Liputan6.com, Jakarta - Ketua Pengurus Harian Yayasan Lembaga Konsumen Indonesia (YLKI) Tulus Anadi mencibir keputusan Presiden Joko Widodo (Jokowi) yang menaikan iuran BPJS Kesehatan melalui Peraturan Presiden (Perpres) Nomor 64 tahun 2020.
Menurutnya, keputusan itu terasa mengejutkan lantaran tanpa disertai proses konsultasi publik yang memadai. Bahkan, ia menganggap proses pengambilan keputusam terkesan disembunyikan saat masyarakat tengah terkurung pandemi virus corona (Covid-19).
Advertisement
"Akibatnya Perpres Nomor 64/2020, secara sosial ekonomi juga tidak mempunyai empati. Mengingat kondisi masyarakat secara ekonomi terpuruk oleh wabah covid-19," kata Tulus dalam keterangan tertulis, Kamis (14/5/2020).
"Sekalipun untuk kelas 3 kategori peserta mandiri telah diberikan subsidi, tetapi membayar Rp 25 ribu per orang akan terasa sangat berat," dia menambahkan.
Akibatnya, Tulus berpendapat, Perpres 64/2020 berpotensi mengerek tunggakan iuran masyarakat dan akhirnya target untuk meningkatkan revenue BPJS Kesehatan akan sulit tercapai.
Oleh karenanya, ia menilai pemerintah idealnya menggunakan cara lain untuk menginjeksi biaya operasional BPJS Kesehatan tanpa harus membebani masyarakat dengan kenaikan tarif.
"Misalnya pemerintah bisa menaikkan cukai rokok untuk kemudian pendapatan cukai rokok langsung didedikasikan untuk keperluan BPJS Kesehatan.

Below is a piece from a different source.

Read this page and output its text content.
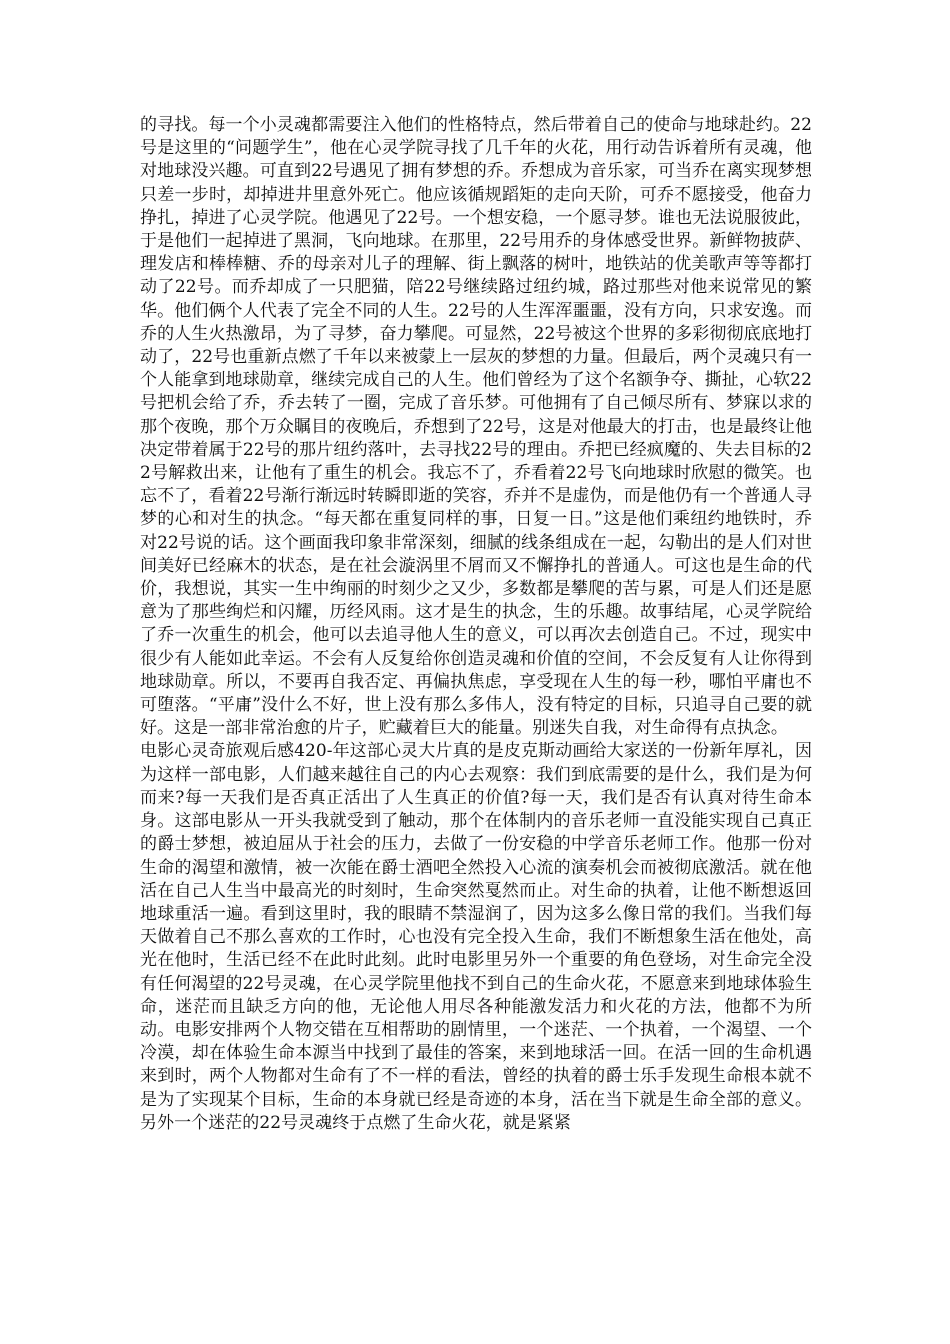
的寻找。每一个小灵魂都需要注入他们的性格特点，然后带着自己的使命与地球赴约。22号是这里的“问题学生”，他在心灵学院寻找了几千年的火花，用行动告诉着所有灵魂，他对地球没兴趣。可直到22号遇见了拥有梦想的乔。乔想成为音乐家，可当乔在离实现梦想只差一步时，却掉进井里意外死亡。他应该循规蹈矩的走向天阶，可乔不愿接受，他奋力挣扎，掉进了心灵学院。他遇见了22号。一个想安稳，一个愿寻梦。谁也无法说服彼此，于是他们一起掉进了黑洞，飞向地球。在那里，22号用乔的身体感受世界。新鲜物披萨、理发店和棒棒糖、乔的母亲对儿子的理解、街上飘落的树叶，地铁站的优美歌声等等都打动了22号。而乔却成了一只肥猫，陪22号继续路过纽约城，路过那些对他来说常见的繁华。他们俩个人代表了完全不同的人生。22号的人生浑浑噩噩，没有方向，只求安逸。而乔的人生火热激昂，为了寻梦，奋力攀爬。可显然，22号被这个世界的多彩彻彻底底地打动了，22号也重新点燃了千年以来被蒙上一层灰的梦想的力量。但最后，两个灵魂只有一个人能拿到地球勋章，继续完成自己的人生。他们曾经为了这个名额争夺、撕扯，心软22号把机会给了乔，乔去转了一圈，完成了音乐梦。可他拥有了自己倾尽所有、梦寐以求的那个夜晚，那个万众瞩目的夜晚后，乔想到了22号，这是对他最大的打击，也是最终让他决定带着属于22号的那片纽约落叶，去寻找22号的理由。乔把已经疯魔的、失去目标的22号解救出来，让他有了重生的机会。我忘不了，乔看着22号飞向地球时欣慰的微笑。也忘不了，看着22号渐行渐远时转瞬即逝的笑容，乔并不是虚伪，而是他仍有一个普通人寻梦的心和对生的执念。“每天都在重复同样的事，日复一日。”这是他们乘纽约地铁时，乔对22号说的话。这个画面我印象非常深刻，细腻的线条组成在一起，勾勒出的是人们对世间美好已经麻木的状态，是在社会漩涡里不屑而又不懈挣扎的普通人。可这也是生命的代价，我想说，其实一生中绚丽的时刻少之又少，多数都是攀爬的苦与累，可是人们还是愿意为了那些绚烂和闪耀，历经风雨。这才是生的执念，生的乐趣。故事结尾，心灵学院给了乔一次重生的机会，他可以去追寻他人生的意义，可以再次去创造自己。不过，现实中很少有人能如此幸运。不会有人反复给你创造灵魂和价值的空间，不会反复有人让你得到地球勋章。所以，不要再自我否定、再偏执焦虑，享受现在人生的每一秒，哪怕平庸也不可堕落。“平庸”没什么不好，世上没有那么多伟人，没有特定的目标，只追寻自己要的就好。这是一部非常治愈的片子，贮藏着巨大的能量。别迷失自我，对生命得有点执念。

电影心灵奇旅观后感420-年这部心灵大片真的是皮克斯动画给大家送的一份新年厚礼，因为这样一部电影，人们越来越往自己的内心去观察：我们到底需要的是什么，我们是为何而来?每一天我们是否真正活出了人生真正的价值?每一天，我们是否有认真对待生命本身。这部电影从一开头我就受到了触动，那个在体制内的音乐老师一直没能实现自己真正的爵士梦想，被迫屈从于社会的压力，去做了一份安稳的中学音乐老师工作。他那一份对生命的渴望和激情，被一次能在爵士酒吧全然投入心流的演奏机会而被彻底激活。就在他活在自己人生当中最高光的时刻时，生命突然戛然而止。对生命的执着，让他不断想返回地球重活一遍。看到这里时，我的眼睛不禁湿润了，因为这多么像日常的我们。当我们每天做着自己不那么喜欢的工作时，心也没有完全投入生命，我们不断想象生活在他处，高光在他时，生活已经不在此时此刻。此时电影里另外一个重要的角色登场，对生命完全没有任何渴望的22号灵魂，在心灵学院里他找不到自己的生命火花，不愿意来到地球体验生命，迷茫而且缺乏方向的他，无论他人用尽各种能激发活力和火花的方法，他都不为所动。电影安排两个人物交错在互相帮助的剧情里，一个迷茫、一个执着，一个渴望、一个冷漠，却在体验生命本源当中找到了最佳的答案，来到地球活一回。在活一回的生命机遇来到时，两个人物都对生命有了不一样的看法，曾经的执着的爵士乐手发现生命根本就不是为了实现某个目标，生命的本身就已经是奇迹的本身，活在当下就是生命全部的意义。另外一个迷茫的22号灵魂终于点燃了生命火花，就是紧紧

Kenaikan cukai rokok juga mampu mengusung gaya hidup masyarakat yang lebih sehat, sehingga mampu menekan penyakit tidak menular yang selama ini menjadi benalu finansial BPJS Kesehatan," imbuhnya.
"Apalagi di saat pandemi, perilaku merokok sangat rawan menjadi trigger terinfeksi Covid-19," tandas Tulus.
Tak Sesuai UU, Buruh Tolak Kenaikan Iuran BPJS Kesehatan
Sebelumnya, Konfederasi Serikat Pekerja Indonesia (KSPI) menolak keras terbitnya Peraturan Presiden Nomor 64 Tahun 2020 yang merevisi Perpres No 82 Tahun 2018 terkait kenaikan Iuran BPJS Kesehatan.
Terkait dengan hal itu, Presiden KSPI Said Iqbal menyampaikan, setidaknya ada tiga alasan yang mendasari penolakan KSPI terhadap kenaikan iuran BPJS Kesehatan.
Pertama, melanggar ketentuan Pasal 28 H ayat (1) UUD 1945 menyatakan bahwa setiap orang berhak hidup sejahtera lahir dan batin, bertempat tinggal, dan mendapatkan lingkungan hidup yang baik dan sehat serta berhak memperoleh pelayanan kesehatan.
“Dengan adanya kenaikan iuran BPJS Kesehatan, maka ada potensi hak rakyat untuk memperoleh layanan kesehatan akan terganggu. Karena kenaikan itu memberatkan masyarakat, sehingga mereka tidak lagi memiliki kemampuan untuk mengiur,” kata Said dalam keterangan yang diterima Liputan6.com, Kamis (14/5/2020).
BACA JUGA
Lanjutnya, terlebih lagi saat ini banyak masyarakat yang kehilangan mata pencaharian. Ia mengkritisi bahwa seharusnya negara berkewajiban untuk melindungi kesehatan seluruh rakyat Indonesia. Bukan malah membebani rakyat dengan menaikkan iuran.
Kedua, KSPI menilai kenaikan tersebut bertentangan dengan ketentuan yang diatur dalam UU 40/2004 tentang SJSN dan UU 24/2011 tentang BPJS.
Dimana disebutkan, bahwa BPJS Kesehatan bukanlah Badan Usaha Milik Negara (BUMN). Tetapi berbentuk badan hukum publik, sehingga pemerintah tidak boleh seenaknya menaikkan iuran secara sepihak tanpa meminta persetujuan dari pemilik BPJS Kesehatan.
“Adapun pemilik BPJS Kesehatan adalah mereka yang mengiur iuran, terdiri dari: 1) Pemerintah yang membayar biaya untuk Penerima Bantuan Iuran, 2) Pengusaha yang membayar iuran untuk buruh sebesar 4 persen dari gaji, 3) buruh yang membayar iuran sebesar 1 persen dari gaji, dan 4) masyarakat yang mengiur sesuai dengan kelas yang dipilihnya," ujarnya.